News in brief - 17 October 2013

十月 17, 2013

United States
Fraternity’s naked ploy backfires

A fraternity at a private liberal arts college in the US has drawn criticism for using pictures of naked women on recruitment materials. The Phi Psi fraternity at Swarthmore College in Pennsylvania has reportedly distributed a flyer featuring a collage of photos of nude women for the past four years. This autumn, Marian Firke, a final-year undergraduate, launched a petition asking the college’s Student Budget Committee, which funds student activities, to cease funding fraternities’ parties until at least 10 per cent of their members are women, The Philadelphia Inquirer reported. “People are really disgusted to find out that this is going on here,” Ms Firke said. Liz Braun, dean of students, said in a statement that Swarthmore “condemns in the strongest possible terms” Phi Psi’s “totally inappropriate imagery, and it will stop now”.

Israel
Smart, seasoned – and gone

Israel has the worst “brain drain” rate of all Western countries, a study has claimed.
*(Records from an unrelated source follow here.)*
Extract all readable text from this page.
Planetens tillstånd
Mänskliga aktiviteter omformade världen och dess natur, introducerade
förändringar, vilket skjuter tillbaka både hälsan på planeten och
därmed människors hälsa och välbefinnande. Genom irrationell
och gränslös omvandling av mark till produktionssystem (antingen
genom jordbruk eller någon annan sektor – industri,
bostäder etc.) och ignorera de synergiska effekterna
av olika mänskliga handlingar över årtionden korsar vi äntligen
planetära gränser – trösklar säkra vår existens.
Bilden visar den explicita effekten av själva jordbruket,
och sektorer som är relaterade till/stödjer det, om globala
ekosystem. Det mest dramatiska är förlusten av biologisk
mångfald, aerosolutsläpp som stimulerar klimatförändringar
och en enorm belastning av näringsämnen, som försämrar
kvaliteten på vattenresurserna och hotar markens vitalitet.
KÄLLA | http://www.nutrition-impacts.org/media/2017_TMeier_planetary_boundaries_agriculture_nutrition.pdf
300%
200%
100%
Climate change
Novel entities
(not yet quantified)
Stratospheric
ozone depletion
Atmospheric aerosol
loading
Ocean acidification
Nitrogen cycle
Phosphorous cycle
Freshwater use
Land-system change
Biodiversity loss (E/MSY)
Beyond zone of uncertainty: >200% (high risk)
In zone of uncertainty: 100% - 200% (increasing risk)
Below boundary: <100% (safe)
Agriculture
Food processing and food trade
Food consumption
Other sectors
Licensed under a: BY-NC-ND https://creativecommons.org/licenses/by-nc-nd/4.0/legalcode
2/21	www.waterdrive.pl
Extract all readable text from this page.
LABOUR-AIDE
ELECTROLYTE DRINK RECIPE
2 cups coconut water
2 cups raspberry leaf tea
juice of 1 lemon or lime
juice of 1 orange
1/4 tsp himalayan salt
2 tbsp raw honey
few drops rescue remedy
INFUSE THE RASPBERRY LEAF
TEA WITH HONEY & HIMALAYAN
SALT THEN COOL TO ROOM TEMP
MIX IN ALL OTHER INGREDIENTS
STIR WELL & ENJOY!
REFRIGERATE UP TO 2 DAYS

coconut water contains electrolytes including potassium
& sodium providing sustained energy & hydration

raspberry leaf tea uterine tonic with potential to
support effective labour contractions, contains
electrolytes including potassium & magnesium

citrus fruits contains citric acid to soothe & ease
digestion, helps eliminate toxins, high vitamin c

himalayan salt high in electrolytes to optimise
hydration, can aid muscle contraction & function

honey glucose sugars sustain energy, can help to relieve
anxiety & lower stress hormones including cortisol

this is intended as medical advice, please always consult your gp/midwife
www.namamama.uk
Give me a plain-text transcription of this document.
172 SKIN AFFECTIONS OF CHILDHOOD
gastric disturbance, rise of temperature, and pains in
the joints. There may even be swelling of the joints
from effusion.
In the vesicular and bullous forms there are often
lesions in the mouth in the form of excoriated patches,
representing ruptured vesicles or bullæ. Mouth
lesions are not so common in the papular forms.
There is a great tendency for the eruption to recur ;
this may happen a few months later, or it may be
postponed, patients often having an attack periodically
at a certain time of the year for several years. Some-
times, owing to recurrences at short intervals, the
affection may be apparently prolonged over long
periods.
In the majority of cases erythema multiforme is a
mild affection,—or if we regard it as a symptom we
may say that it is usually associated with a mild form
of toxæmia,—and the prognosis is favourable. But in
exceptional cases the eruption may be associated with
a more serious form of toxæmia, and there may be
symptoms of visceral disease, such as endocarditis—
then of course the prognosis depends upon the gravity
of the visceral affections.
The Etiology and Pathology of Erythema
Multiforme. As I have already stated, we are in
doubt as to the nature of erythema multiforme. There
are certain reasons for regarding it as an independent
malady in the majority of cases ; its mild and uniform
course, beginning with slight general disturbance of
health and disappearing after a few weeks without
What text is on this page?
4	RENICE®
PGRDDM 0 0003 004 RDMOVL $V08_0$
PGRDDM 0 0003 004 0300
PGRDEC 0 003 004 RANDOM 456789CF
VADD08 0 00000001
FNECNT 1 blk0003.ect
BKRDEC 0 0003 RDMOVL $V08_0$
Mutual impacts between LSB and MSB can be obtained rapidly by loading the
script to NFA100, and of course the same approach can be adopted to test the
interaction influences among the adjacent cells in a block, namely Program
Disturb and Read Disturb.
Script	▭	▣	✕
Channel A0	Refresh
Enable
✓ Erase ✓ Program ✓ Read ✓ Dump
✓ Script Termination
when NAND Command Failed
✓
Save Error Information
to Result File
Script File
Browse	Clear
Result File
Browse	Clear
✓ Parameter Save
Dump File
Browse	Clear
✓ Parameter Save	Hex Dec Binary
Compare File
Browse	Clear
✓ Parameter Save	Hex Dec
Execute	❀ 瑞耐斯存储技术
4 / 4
A report published this month by the Taub Center for Social Policy Studies says that the growing number of Israeli academics deciding to move abroad is contributing to a deterioration in the quality of the higher education system. For every 100 Israeli faculty members working in the country’s academy, another 29 have left for the US. The study notes that in the past 40 years, the academy has seen per-student funding decline and the number of permanent, senior faculty members in Israeli institutions stagnate, Haaretz reported. Universities are increasingly relying on adjunct lecturers and junior faculty members. “After establishing several world-leading research universities, Israel underwent a dramatic about-face,” says Dan Ben-David, the Taub Center’s executive director and an academic in the department of public policy at Tel-Aviv University, in the report.

Australia
Mature-student enrolment shrinks

Applications to Australian universities have decreased compared with last year, with only one state’s central admissions centre reporting a rise. Although the figures are not final, as most centres are accepting late applications for the 2014 academic year for another few weeks, the data to date indicate a drop in applications from mature students in particular, The Australian reported. South Australia was the only state to see growth, attracting 21,963 applications thus far compared with 21,305 last year. In Victoria, applications were down by almost 4,000; in New South Wales by 2,775 and in Western Australia by 500. Andrew Norton, a higher education expert at the Grattan Institute thinktank, said that although it was hard to pinpoint the main causes for the reduction, “as school-leaver attainment increases, the pool of older people who are potential mature-age applicants should decline”.

United States
New Princeton chief checks marks

The incoming president of Princeton University has appointed a faculty committee to review its grading policies. Christopher Eisgruber, who took up the post in July, has set up the Ad Hoc Committee to Review Policies Regarding Assessment and Grading, which will explore whether the institution’s assessment guidelines remain effective and appropriate. “The university periodically reviews and revises policies so [it] can pursue its teaching and research mission as effectively as possible,” Professor Eisgruber said. Clarence Rowley, professor of mechanical and aerospace engineering, will chair the committee, which is expected to meet over the next year.

India
Grade-A colleges to award degrees

The Indian government has given degree-awarding powers to just over 10 per cent of the country’s 441 autonomous colleges. The 45 colleges, which have an A grade from the National Assessment and Accreditation Council and have already been awarded the status of “centre of potential excellence”, will become universities by the end of the government’s 12th five-year plan, The Economic Times reported. Officials from the Ministry of Human Resource Development said that the University Grants Commission Act will be amended to enable these colleges – which include Nizam College Gunboundry in Hyderabad and the Institute of Excellence in Higher Education, Bhopal – to award degrees.